摘要:基于业务需要,需要对hadoop、hive、hbase操作,平时都是在命令行或图形界面操作,现在需要在代码块中连接操作,第一次装遇到不少坑,记录下正确的方法
系统:deepin15.7 python版本:python3.5;
连接hive方法,采用pyhive连接 需要安装的依赖,好多实在安装依赖时卡主了 按照以下步骤安装,顺利完成
sudo apt-get install sasl2-bin
sudo apt-get install libsasl2-dev
pip install pyhs2
pip install pyhive
pip install thrift_sasl
from pyhive import hive
conn = hive.Connection(host="xxxxx", port=10000, username='xxxx', database='default')
正常操作就ok
- 连接hbase方法,当你hive连接没问题,那连接hbase没什么问题
需要安装依赖关系,按照一下步骤安装
pip install thrift #这一步,就是上面 pip install thrift_sasl,如果装了,就不用再装
pip install happybase #happybase 连接跟我们正常连接数据库一样
from happybase import Connection
connection = Connection(host="192.168.0.156",port=9090,timeout=None,autoconnect=True,table_prefix=None,table_prefix_separator=b'_',compat='0.98', transport='buffered',protocol='binary')
host:主机名
port:端口
timeout:超时时间
autoconnect:连接是否直接打开
table_prefix:用于构造表名的前缀
table_prefix_separator:用于table_prefix的分隔符
compat:兼容模式
transport:运输模式
protocol:协议
- 连接hdfs方法,
安装 pip install hdfs
from hdfs import Client
Client("url",root="/",proxy=None,timeout=None,session=None)
url:ip:端口
root:制定的hdfs根目录
proxy:制定登陆的用户身份
timeout:设置的超时时间
session:连接标识
- python 操作hadoop,进行分词统计
mapper.py
import sys
for line in sys.stdin: # 接收屏幕的值
words = line.split() # 以空格切割
for word in words: # 输出信息
print('{}:{}'.format(word, 1)) # 用:号隔开
reducer.py
import sys
curr_word = None
curr_count = 0
for line in sys.stdin:
word, count = line.split(':') # 因为mapper中用:隔开,这里用:分割
count = int(count) # 获取数量是字符串,需要转换成int
if word == curr_word: # 统计个数
curr_count += count
else:
if curr_word:
print('{}\t{}'.format(curr_word, curr_count))
curr_word = word
curr_count = count
if curr_word == word:
print('{}\t{}'.format(curr_word, curr_count))
同一个目录下,创建123.txt文件,执行一下命令
cat 123.txt | python mapper.py | sort -t 1 | python reducer.py
这条命令的意思,将123.txt文件内容输出到屏幕,将结果作为参数,给mapper.py,输出的结果进行排序,间隔符1;将输出的结果再出作为参数给reducer.py
最新python3.5+,python3.6+;连接hive
之前的连接方法死活不好使
sudo apt-get install sasl2-bin
sudo apt-get install libsasl2-dev
PyHive
pip install --upgrade pip
pip install sasl
pip install --upgrade thrift
pip install thrift-sasl
pip install PyHive
impyla
pip install --upgrade pip
pip install pure-sasl
pip install thrift_sasl==0.2.1
pip install thrift
pip install impyla
效果图
报错
thriftpy.transport.TTransportException: TTransportException(message=”Could not start SASL: b’Error in sasl_client_start (-4) SASL(-4): no mechanism available: Unable to find a callback: 2’”, type=1)

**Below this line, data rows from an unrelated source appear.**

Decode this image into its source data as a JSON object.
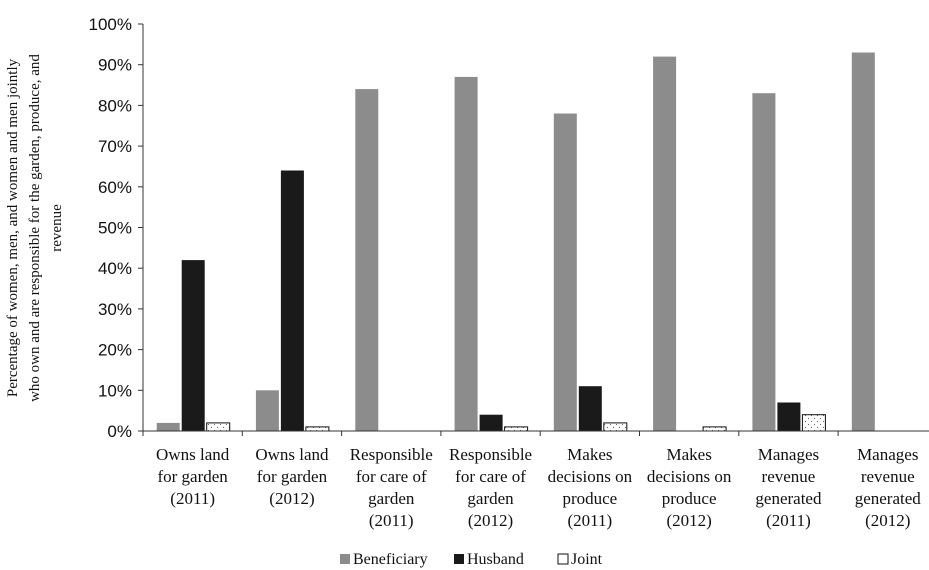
{
  "chart_data": {
    "type": "bar",
    "ylabel_lines": [
      "Percentage of women, men, and women and men jointly",
      "who own and are responsible for the garden, produce, and",
      "revenue"
    ],
    "ylim": [
      0,
      100
    ],
    "yticks": [
      0,
      10,
      20,
      30,
      40,
      50,
      60,
      70,
      80,
      90,
      100
    ],
    "ytick_labels": [
      "0%",
      "10%",
      "20%",
      "30%",
      "40%",
      "50%",
      "60%",
      "70%",
      "80%",
      "90%",
      "100%"
    ],
    "categories": [
      [
        "Owns land",
        "for garden",
        "(2011)"
      ],
      [
        "Owns land",
        "for garden",
        "(2012)"
      ],
      [
        "Responsible",
        "for care of",
        "garden",
        "(2011)"
      ],
      [
        "Responsible",
        "for care of",
        "garden",
        "(2012)"
      ],
      [
        "Makes",
        "decisions on",
        "produce",
        "(2011)"
      ],
      [
        "Makes",
        "decisions on",
        "produce",
        "(2012)"
      ],
      [
        "Manages",
        "revenue",
        "generated",
        "(2011)"
      ],
      [
        "Manages",
        "revenue",
        "generated",
        "(2012)"
      ]
    ],
    "series": [
      {
        "name": "Beneficiary",
        "color": "#8c8c8c",
        "pattern": "solid",
        "values": [
          2,
          10,
          84,
          87,
          78,
          92,
          83,
          93
        ]
      },
      {
        "name": "Husband",
        "color": "#1a1a1a",
        "pattern": "solid",
        "values": [
          42,
          64,
          0,
          4,
          11,
          0,
          7,
          0
        ]
      },
      {
        "name": "Joint",
        "color": "#ffffff",
        "pattern": "dotted",
        "values": [
          2,
          1,
          0,
          1,
          2,
          1,
          4,
          0
        ]
      }
    ],
    "grid": false,
    "legend_position": "bottom"
  }
}
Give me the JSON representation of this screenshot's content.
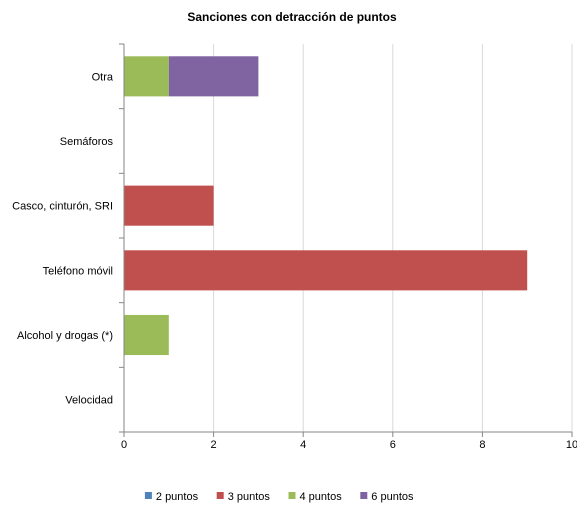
{
  "chart_data": {
    "type": "bar",
    "orientation": "horizontal",
    "stacked": true,
    "title": "Sanciones con detracción de puntos",
    "xlabel": "",
    "ylabel": "",
    "categories": [
      "Velocidad",
      "Alcohol y drogas (*)",
      "Teléfono móvil",
      "Casco, cinturón, SRI",
      "Semáforos",
      "Otra"
    ],
    "series": [
      {
        "name": "2 puntos",
        "color": "#4F81BD",
        "values": [
          0,
          0,
          0,
          0,
          0,
          0
        ]
      },
      {
        "name": "3 puntos",
        "color": "#C0504D",
        "values": [
          0,
          0,
          9,
          2,
          0,
          0
        ]
      },
      {
        "name": "4 puntos",
        "color": "#9BBB59",
        "values": [
          0,
          1,
          0,
          0,
          0,
          1
        ]
      },
      {
        "name": "6 puntos",
        "color": "#8064A2",
        "values": [
          0,
          0,
          0,
          0,
          0,
          2
        ]
      }
    ],
    "xlim": [
      0,
      10
    ],
    "xticks": [
      "0",
      "2",
      "4",
      "6",
      "8",
      "10"
    ],
    "grid": true,
    "legend_position": "bottom"
  }
}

hive-site.xml,默认是NONE,改成NOSASL
<property>
<name>hive.server2.authentication</name>
<value>NOSASL</value>
<description>
Expects one of [nosasl, none, ldap, kerberos, pam, custom].
Client authentication types.
NONE: no authentication check
LDAP: LDAP/AD based authentication
KERBEROS: Kerberos/GSSAPI authentication
CUSTOM: Custom authentication provider
(Use with property hive.server2.custom.authentication.class)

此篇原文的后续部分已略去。